Scalable Multiscale Structures: The Future of Energy-Efficient Thermal Technologies

At the Asia Tech x Singapore 2026 NTU Innovation Day, Associate Professor Jin Yao Ho from the School of Mechanical and Aerospace Engineering presented a breakthrough in thermal management. By utilising advanced manufacturing and surface micro-nano fabrication, his research group is transforming how we manage heat through phase-change processes.

The Power of Surface Structuring

Traditional cooling methods are often divided into single-phase cooling and phase-change heat transfer, such as boiling and condensation. Professor Ho’s research focuses on tailoring surface features from micro- to nano-scales to control these phenomena.

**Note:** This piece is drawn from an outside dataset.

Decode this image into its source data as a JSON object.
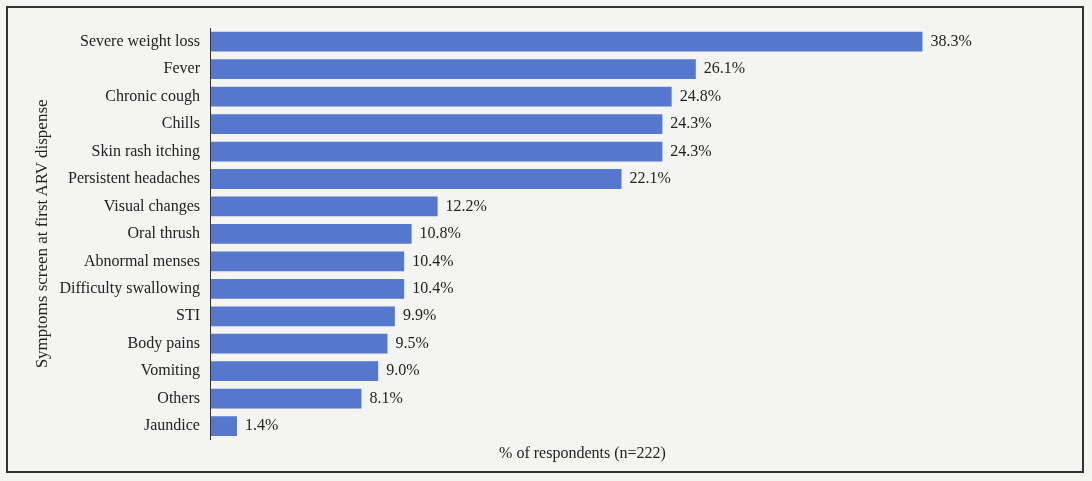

By adjusting surface chemistry and structures, the team can significantly intensify interfacial phenomena. This approach is scalable, bridging the gap between fundamental transport mechanisms and real-world engineering applications like data centres and battery cooling.

Enhancing Immersion and Direct-to-Chip Cooling

As electronic chips increase in heat density, the industry is moving towards immersion cooling. This involves submerging servers in non-electrically conductive dielectric fluids. Professor Ho’s team found that creating specific cavity sizes on surfaces can facilitate bubble formation, which is crucial for removing heat.

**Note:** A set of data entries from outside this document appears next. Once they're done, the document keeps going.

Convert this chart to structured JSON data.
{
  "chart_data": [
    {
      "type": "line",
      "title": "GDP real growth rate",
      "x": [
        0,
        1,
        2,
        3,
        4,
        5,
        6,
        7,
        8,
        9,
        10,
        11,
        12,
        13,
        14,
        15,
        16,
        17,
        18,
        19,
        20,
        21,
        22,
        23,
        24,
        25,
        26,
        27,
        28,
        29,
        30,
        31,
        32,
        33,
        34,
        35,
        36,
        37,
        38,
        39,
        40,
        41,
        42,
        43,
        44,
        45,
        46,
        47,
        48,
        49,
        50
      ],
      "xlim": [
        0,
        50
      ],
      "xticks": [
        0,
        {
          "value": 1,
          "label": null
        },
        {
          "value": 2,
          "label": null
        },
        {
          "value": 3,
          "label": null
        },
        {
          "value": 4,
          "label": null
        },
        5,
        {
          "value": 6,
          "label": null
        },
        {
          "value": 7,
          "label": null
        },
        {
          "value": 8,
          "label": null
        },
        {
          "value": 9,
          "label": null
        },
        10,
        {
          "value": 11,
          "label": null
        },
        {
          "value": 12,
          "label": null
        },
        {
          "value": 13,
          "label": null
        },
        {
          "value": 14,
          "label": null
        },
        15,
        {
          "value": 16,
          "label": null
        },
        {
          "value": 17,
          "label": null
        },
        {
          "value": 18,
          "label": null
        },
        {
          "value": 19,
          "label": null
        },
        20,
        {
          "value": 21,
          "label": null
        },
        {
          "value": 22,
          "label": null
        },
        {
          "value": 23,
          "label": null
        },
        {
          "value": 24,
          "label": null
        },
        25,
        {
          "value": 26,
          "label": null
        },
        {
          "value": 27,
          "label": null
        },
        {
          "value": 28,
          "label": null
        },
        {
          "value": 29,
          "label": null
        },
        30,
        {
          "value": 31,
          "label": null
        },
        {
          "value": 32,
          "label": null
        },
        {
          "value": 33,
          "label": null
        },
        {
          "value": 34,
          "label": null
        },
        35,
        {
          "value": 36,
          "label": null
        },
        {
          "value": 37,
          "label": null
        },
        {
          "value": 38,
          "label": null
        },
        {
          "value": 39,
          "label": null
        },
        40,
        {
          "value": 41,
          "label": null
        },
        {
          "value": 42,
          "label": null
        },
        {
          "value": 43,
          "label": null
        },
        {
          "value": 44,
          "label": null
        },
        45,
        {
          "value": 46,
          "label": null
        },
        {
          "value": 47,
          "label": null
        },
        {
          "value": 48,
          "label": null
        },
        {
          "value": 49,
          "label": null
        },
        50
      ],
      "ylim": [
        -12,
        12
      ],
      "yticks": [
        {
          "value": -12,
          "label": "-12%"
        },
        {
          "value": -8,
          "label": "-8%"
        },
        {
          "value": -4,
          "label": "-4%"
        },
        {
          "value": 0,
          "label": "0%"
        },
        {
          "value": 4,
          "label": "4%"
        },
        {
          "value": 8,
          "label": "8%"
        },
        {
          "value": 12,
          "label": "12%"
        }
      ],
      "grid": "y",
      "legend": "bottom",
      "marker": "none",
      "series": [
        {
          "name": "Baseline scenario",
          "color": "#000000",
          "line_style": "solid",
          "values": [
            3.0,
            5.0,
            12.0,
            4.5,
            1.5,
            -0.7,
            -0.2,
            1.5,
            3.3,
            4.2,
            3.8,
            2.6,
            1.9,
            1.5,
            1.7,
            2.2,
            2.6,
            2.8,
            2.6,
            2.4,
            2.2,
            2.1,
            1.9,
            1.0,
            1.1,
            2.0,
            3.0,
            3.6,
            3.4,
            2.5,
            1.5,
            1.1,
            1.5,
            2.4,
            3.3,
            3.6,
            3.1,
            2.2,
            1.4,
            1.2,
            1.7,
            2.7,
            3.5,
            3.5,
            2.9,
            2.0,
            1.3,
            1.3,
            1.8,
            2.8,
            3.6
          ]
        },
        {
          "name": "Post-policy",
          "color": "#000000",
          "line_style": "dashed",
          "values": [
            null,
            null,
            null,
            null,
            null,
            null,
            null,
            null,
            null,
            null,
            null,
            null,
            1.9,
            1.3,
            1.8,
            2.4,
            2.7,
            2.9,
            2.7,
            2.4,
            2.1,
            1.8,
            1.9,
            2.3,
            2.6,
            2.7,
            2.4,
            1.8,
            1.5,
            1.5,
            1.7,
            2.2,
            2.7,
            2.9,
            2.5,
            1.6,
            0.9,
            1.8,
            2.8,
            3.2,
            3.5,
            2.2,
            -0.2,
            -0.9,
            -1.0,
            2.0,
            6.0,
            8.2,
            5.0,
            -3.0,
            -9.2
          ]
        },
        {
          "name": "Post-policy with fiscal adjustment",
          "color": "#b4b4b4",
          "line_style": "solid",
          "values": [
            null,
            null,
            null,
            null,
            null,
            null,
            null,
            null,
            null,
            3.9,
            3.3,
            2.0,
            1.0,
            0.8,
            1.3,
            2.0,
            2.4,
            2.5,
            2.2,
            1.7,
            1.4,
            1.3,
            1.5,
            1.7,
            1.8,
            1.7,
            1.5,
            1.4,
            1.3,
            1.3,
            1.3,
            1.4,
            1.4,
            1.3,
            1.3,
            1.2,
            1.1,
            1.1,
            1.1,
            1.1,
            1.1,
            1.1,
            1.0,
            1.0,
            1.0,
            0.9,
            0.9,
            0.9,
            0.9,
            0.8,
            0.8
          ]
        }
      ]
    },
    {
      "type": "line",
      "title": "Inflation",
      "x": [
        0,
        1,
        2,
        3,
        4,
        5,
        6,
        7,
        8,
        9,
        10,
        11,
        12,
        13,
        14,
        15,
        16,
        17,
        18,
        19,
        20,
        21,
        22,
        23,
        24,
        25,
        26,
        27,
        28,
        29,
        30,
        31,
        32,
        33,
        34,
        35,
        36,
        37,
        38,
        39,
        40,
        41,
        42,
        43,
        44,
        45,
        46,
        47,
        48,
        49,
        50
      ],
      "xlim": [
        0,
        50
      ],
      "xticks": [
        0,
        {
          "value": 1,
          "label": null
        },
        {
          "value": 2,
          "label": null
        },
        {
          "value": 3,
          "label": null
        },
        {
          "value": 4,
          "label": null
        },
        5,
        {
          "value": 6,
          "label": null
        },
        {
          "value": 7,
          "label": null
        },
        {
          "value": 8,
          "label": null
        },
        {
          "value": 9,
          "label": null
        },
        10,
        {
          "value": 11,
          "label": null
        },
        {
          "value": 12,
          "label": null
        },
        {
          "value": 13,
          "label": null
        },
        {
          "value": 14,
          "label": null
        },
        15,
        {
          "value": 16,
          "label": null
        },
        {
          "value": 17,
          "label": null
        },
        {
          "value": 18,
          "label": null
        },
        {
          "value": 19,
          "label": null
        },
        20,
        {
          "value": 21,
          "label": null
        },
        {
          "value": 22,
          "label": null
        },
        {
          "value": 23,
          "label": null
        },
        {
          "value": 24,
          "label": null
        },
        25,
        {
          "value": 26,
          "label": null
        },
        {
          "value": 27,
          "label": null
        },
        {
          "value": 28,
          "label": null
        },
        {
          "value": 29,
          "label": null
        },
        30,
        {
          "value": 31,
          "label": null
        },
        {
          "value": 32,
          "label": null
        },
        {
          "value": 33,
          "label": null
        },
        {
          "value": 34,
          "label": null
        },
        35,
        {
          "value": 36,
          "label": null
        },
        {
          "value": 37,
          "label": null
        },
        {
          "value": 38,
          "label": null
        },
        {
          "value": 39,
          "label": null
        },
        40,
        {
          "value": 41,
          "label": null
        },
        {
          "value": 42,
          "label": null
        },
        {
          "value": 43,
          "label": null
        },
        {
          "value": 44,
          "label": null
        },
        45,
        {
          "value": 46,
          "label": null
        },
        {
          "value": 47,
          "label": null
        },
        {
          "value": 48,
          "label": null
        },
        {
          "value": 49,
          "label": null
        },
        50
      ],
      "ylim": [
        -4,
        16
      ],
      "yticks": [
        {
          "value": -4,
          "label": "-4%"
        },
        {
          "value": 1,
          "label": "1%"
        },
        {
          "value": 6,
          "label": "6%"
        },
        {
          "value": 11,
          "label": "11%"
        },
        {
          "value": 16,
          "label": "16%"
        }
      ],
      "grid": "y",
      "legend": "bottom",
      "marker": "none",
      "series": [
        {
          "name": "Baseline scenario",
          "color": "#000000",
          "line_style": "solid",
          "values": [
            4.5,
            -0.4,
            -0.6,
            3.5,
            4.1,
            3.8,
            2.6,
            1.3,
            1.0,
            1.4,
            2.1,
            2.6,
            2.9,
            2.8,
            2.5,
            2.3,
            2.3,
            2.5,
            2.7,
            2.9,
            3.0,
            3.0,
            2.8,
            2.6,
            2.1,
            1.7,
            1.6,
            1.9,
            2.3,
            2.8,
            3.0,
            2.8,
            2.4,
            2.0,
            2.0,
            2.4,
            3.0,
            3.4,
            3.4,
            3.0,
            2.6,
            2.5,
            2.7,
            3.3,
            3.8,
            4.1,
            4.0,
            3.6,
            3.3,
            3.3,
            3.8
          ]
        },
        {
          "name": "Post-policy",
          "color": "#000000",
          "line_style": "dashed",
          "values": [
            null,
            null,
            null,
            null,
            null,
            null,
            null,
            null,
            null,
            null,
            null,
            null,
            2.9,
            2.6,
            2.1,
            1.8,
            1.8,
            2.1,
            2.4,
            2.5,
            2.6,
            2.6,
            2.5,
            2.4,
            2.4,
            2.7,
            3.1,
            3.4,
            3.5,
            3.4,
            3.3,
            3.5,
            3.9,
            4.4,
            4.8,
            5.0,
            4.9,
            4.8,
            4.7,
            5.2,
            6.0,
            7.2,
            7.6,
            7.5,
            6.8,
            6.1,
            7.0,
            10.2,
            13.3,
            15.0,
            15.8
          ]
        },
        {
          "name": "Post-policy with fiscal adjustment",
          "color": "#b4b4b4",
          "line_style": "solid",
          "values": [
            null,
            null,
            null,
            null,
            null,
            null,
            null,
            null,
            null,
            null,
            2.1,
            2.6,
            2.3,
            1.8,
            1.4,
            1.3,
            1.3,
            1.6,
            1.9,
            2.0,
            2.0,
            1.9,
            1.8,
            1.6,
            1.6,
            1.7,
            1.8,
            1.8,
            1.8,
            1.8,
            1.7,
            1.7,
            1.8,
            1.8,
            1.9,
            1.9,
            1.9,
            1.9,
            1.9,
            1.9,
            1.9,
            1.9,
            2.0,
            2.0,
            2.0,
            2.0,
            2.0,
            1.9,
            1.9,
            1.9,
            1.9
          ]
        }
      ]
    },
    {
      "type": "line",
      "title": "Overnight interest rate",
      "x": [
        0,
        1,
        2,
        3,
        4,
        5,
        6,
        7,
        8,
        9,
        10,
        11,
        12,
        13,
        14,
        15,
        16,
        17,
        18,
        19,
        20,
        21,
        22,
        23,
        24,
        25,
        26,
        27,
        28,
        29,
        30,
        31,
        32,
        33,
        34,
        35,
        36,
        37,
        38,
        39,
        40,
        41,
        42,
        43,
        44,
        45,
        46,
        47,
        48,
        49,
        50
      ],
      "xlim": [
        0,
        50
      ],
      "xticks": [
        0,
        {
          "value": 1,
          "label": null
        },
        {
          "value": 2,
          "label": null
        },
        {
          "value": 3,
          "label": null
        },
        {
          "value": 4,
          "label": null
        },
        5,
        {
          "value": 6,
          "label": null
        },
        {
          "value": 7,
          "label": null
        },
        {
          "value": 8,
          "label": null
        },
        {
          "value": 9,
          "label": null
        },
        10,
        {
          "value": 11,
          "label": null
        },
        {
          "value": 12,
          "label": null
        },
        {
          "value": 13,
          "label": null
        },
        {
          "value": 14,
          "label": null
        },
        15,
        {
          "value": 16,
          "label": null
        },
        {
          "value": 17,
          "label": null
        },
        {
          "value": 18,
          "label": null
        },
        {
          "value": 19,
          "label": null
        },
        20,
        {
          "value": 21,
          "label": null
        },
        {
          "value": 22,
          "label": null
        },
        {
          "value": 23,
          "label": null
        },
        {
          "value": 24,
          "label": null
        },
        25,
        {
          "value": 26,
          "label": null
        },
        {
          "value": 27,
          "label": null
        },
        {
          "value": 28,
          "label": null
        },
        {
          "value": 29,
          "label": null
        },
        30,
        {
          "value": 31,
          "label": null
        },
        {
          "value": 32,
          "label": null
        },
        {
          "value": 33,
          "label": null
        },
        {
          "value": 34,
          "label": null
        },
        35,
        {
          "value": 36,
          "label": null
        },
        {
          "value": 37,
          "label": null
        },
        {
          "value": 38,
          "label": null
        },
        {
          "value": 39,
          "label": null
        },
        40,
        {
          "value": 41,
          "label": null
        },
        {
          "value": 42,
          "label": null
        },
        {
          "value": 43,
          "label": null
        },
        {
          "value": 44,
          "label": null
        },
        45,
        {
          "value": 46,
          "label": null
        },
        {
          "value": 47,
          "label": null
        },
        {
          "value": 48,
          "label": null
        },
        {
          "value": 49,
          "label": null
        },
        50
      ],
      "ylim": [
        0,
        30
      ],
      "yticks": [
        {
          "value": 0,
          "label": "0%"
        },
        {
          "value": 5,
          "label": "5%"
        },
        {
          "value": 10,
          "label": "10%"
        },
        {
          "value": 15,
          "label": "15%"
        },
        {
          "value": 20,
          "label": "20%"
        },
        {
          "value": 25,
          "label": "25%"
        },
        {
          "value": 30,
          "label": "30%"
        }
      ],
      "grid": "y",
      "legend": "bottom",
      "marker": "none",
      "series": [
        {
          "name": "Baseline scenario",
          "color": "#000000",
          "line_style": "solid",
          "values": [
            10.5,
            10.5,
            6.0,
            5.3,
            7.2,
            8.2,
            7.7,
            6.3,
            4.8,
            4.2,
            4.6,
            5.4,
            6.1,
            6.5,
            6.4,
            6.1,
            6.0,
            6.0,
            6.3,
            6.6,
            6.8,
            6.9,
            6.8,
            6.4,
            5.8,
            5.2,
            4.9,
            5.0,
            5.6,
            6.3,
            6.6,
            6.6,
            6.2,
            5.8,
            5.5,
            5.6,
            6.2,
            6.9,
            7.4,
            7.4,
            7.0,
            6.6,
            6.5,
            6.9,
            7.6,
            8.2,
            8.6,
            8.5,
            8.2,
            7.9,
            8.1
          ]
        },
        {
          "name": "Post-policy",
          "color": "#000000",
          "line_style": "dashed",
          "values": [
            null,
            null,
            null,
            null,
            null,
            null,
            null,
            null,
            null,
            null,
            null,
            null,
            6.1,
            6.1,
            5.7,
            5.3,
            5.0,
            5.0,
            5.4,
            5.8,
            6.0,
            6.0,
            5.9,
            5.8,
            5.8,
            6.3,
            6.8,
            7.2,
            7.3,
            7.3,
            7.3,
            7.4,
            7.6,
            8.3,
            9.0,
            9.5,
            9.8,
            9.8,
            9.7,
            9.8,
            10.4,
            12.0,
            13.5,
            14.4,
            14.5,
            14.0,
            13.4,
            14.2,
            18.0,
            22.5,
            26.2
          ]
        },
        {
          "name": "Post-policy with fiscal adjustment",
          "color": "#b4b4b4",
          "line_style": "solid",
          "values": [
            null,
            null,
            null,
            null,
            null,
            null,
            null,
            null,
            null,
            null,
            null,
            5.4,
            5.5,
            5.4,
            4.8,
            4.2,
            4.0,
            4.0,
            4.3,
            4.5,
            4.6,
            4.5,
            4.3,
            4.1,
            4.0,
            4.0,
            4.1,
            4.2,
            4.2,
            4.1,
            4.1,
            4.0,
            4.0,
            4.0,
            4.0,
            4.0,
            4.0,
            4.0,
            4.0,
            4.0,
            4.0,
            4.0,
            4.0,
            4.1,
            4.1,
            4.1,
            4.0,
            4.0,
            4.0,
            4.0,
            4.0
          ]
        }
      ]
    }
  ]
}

Key findings from their research include:

• Optimal Cavity Size: Structures between 3 to 8 micrometres can improve cooling efficiency by more than 300%.
• Durability: Because these structures are part of the bulk material, they remain effective for months without performance degradation.
• Pressure Drop Benefits: Microstructured surfaces in direct-to-chip cooling systems achieve higher heat transfer efficiency at a lower pressure drop, reducing the power required for pumping.

Revolving Air Conditioning and Dehumidification

Beyond electronics, this technology has profound implications for air conditioning systems. By generating structures inside the internal channels of cooling coils, the team has successfully enhanced boiling efficiency for refrigerants.

Energy Savings in HVAC

Through these maritime-scale structures, the refrigerant supply temperature can be increased from 7 degrees to 11 degrees while maintaining the same heat transfer rate. This adjustment can save approximately 11% to 12% of compressor power.

Improving Dehumidification

On the air side of heat exchangers, condensation often chokes airflow channels. Professor Ho presented two solutions:

1. Superhydrophobic Coatings: These allow droplets to automatically jump off the surface.
2. Superhydrophilic Coatings: these create a thin liquid film that prevents accumulation.

Tests conducted in conditions representative of Singapore’s climate showed that superhydrophilic surfaces could reduce air-side pressure drop by up to 50%, resulting in a 25% saving in fan power consumption.

The work from NTU’s School of Mechanical and Aerospace Engineering demonstrates a clear pathway to reducing global energy consumption. Through scalable fabrication strategies and multiscale structure designs, these technologies provide high-performance, durable, and efficient solutions for the next generation of thermal management.